This Piece Titled “Why I’m Getting Sick Of Defending ObamaCare” Explains How Bad a Position Democrats Are In
The latest delay in ObamaCare is causing severe problems among the law’s rank-and-file defenders.
“It’s getting difficult and slinking toward impossible to defend the Affordable Care Act,” National Journal’s Ron Fournier writes. “The White House has politicized its signature policy.”
Fournier points out that the “win-at-all-cost mentality helped create a culture” that led to the development of a “dishonest talking point.” Then, the multi-billion dollar website failure “revealed an epidemic of incompetence that began in the Oval Office and ended with no accountability.”
Then, Fournier points out, officials began to twist numbers and massage facts to try and defend the law, hurting its credibility even further.
“Think of the ACA as a game of Jenga,” he writes. “Adjust one piece and the rest are affected; adjust too many and it falls.”
ObamaCare continues to fall apart as a failing law, and the White House’s incompetence and politicized approach to saving Americans from this healthcare disaster is only speeding up the train wreck.
From National Journal:
It’s getting difficult and slinking toward impossible to defend the Affordable Care Act.
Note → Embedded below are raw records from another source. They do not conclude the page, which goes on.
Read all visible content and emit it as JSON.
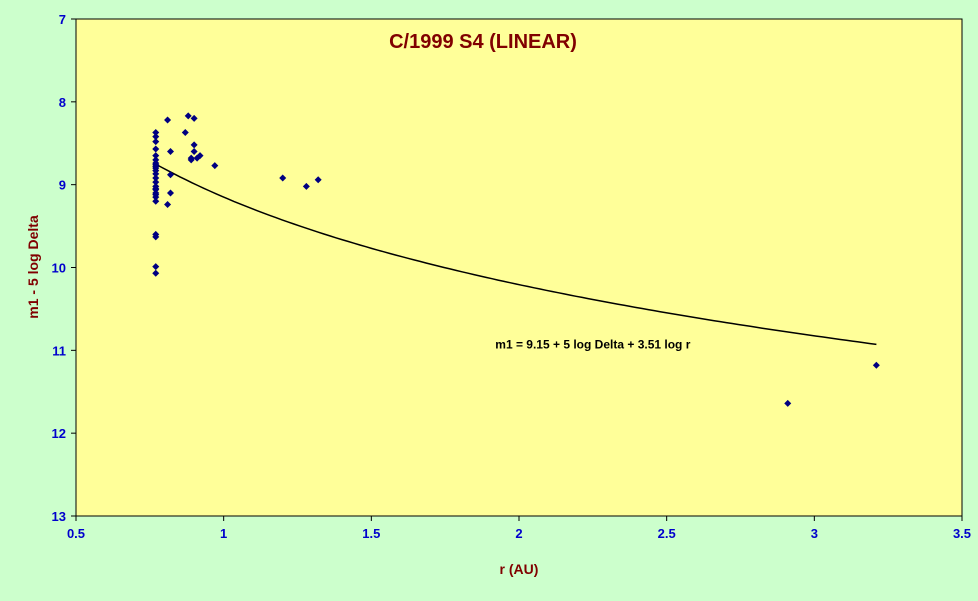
{
  "colors": {
    "page_background": "#ccffcc",
    "plot_background": "#ffff99",
    "title": "#800000",
    "axis_title": "#800000",
    "tick_label": "#0000cc",
    "points": "#000080",
    "curve": "#000000"
  },
  "chart_data": {
    "type": "scatter",
    "title": "C/1999 S4 (LINEAR)",
    "xlabel": "r (AU)",
    "ylabel": "m1 - 5 log Delta",
    "xlim": [
      0.5,
      3.5
    ],
    "ylim": [
      13,
      7
    ],
    "y_axis_reversed": true,
    "grid": false,
    "legend": "none",
    "x_ticks": [
      "0.5",
      "1",
      "1.5",
      "2",
      "2.5",
      "3",
      "3.5"
    ],
    "y_ticks": [
      "7",
      "8",
      "9",
      "10",
      "11",
      "12",
      "13"
    ],
    "series": [
      {
        "kind": "points",
        "marker": "diamond",
        "x": [
          0.77,
          0.77,
          0.77,
          0.77,
          0.77,
          0.77,
          0.77,
          0.77,
          0.77,
          0.77,
          0.77,
          0.77,
          0.77,
          0.77,
          0.77,
          0.77,
          0.77,
          0.77,
          0.77,
          0.77,
          0.77,
          0.77,
          0.77,
          0.77,
          0.77,
          0.81,
          0.81,
          0.82,
          0.82,
          0.82,
          0.87,
          0.88,
          0.89,
          0.89,
          0.9,
          0.9,
          0.9,
          0.91,
          0.92,
          0.97,
          1.2,
          1.28,
          1.32,
          2.91,
          3.21
        ],
        "y": [
          8.37,
          8.42,
          8.48,
          8.57,
          8.7,
          8.74,
          8.76,
          8.8,
          8.83,
          8.87,
          8.92,
          8.97,
          9.02,
          9.06,
          9.1,
          9.15,
          9.2,
          9.6,
          9.63,
          9.99,
          10.07,
          8.65,
          8.78,
          9.05,
          9.12,
          8.22,
          9.24,
          8.6,
          8.88,
          9.1,
          8.37,
          8.17,
          8.68,
          8.7,
          8.2,
          8.52,
          8.6,
          8.68,
          8.65,
          8.77,
          8.92,
          9.02,
          8.94,
          11.64,
          11.18
        ]
      },
      {
        "kind": "fit-curve",
        "model": "m1 - 5 log Delta = H + n log r",
        "H": 9.15,
        "n": 3.51,
        "x_range": [
          0.77,
          3.21
        ]
      }
    ],
    "annotations": [
      {
        "text": "m1 = 9.15 + 5 log Delta + 3.51 log r",
        "x": 2.25,
        "y": 10.93
      }
    ]
  }
}
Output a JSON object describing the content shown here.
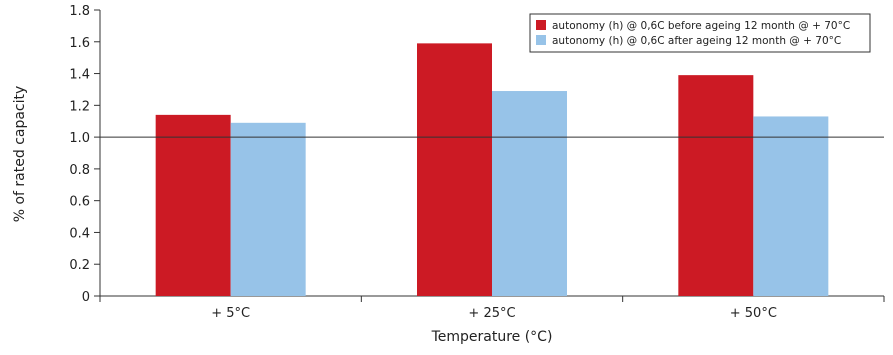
{
  "chart_data": {
    "type": "bar",
    "title": "",
    "xlabel": "Temperature (°C)",
    "ylabel": "% of rated capacity",
    "categories": [
      "+ 5°C",
      "+ 25°C",
      "+ 50°C"
    ],
    "ylim": [
      0,
      1.8
    ],
    "yticks": [
      "0",
      "0.2",
      "0.4",
      "0.6",
      "0.8",
      "1.0",
      "1.2",
      "1.4",
      "1.6",
      "1.8"
    ],
    "reference_line": 1.0,
    "legend_position": "top-right",
    "grid": false,
    "series": [
      {
        "name": "autonomy (h) @ 0,6C before ageing 12 month @ + 70°C",
        "values": [
          1.14,
          1.59,
          1.39
        ],
        "color": "#cc1a24"
      },
      {
        "name": "autonomy (h) @ 0,6C after ageing 12 month @ + 70°C",
        "values": [
          1.09,
          1.29,
          1.13
        ],
        "color": "#97c3e8"
      }
    ]
  }
}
The latest blow to Democratic candidates, liberal activists, and naïve columnists like me came Monday from the White House, which announced yet another delay in the Obamacare implementation.
Not coincidentally, the delays punt implementation beyond congressional elections in November, which raises the first problem with defending Obamacare: The White House has politicized its signature policy.
The win-at-all-cost mentality helped create a culture in which a partisan-line vote was deemed sufficient for passing transcendent legislation. It spurred advisers to develop a dishonest talking point—”If you like your health plan, you’ll be able to keep your health plan.” And political expediency led Obama to repeat the line, over and over and over again, when he knew, or should have known, it was false.
Defending the ACA became painfully harder when online insurance markets were launched from a multibillion-dollar website that didn’t work, when autopsies on the administration’s actions revealed an epidemic of incompetence that began in the Oval Office and ended with no accountability.
Then officials started fudging numbers and massaging facts to promote implementation, nothing illegal or even extraordinary for this era of spin. But they did more damage to the credibility of ACA advocates.
Advocates for a strong executive branch, including me, have given the White House a pass on its rule-making authority, because implementing such a complicated law requires flexibility. But the law may be getting stretched to the point of breaking. Think of the ACA as a game of Jenga: Adjust one piece and the rest are affected; adjust too many and it falls.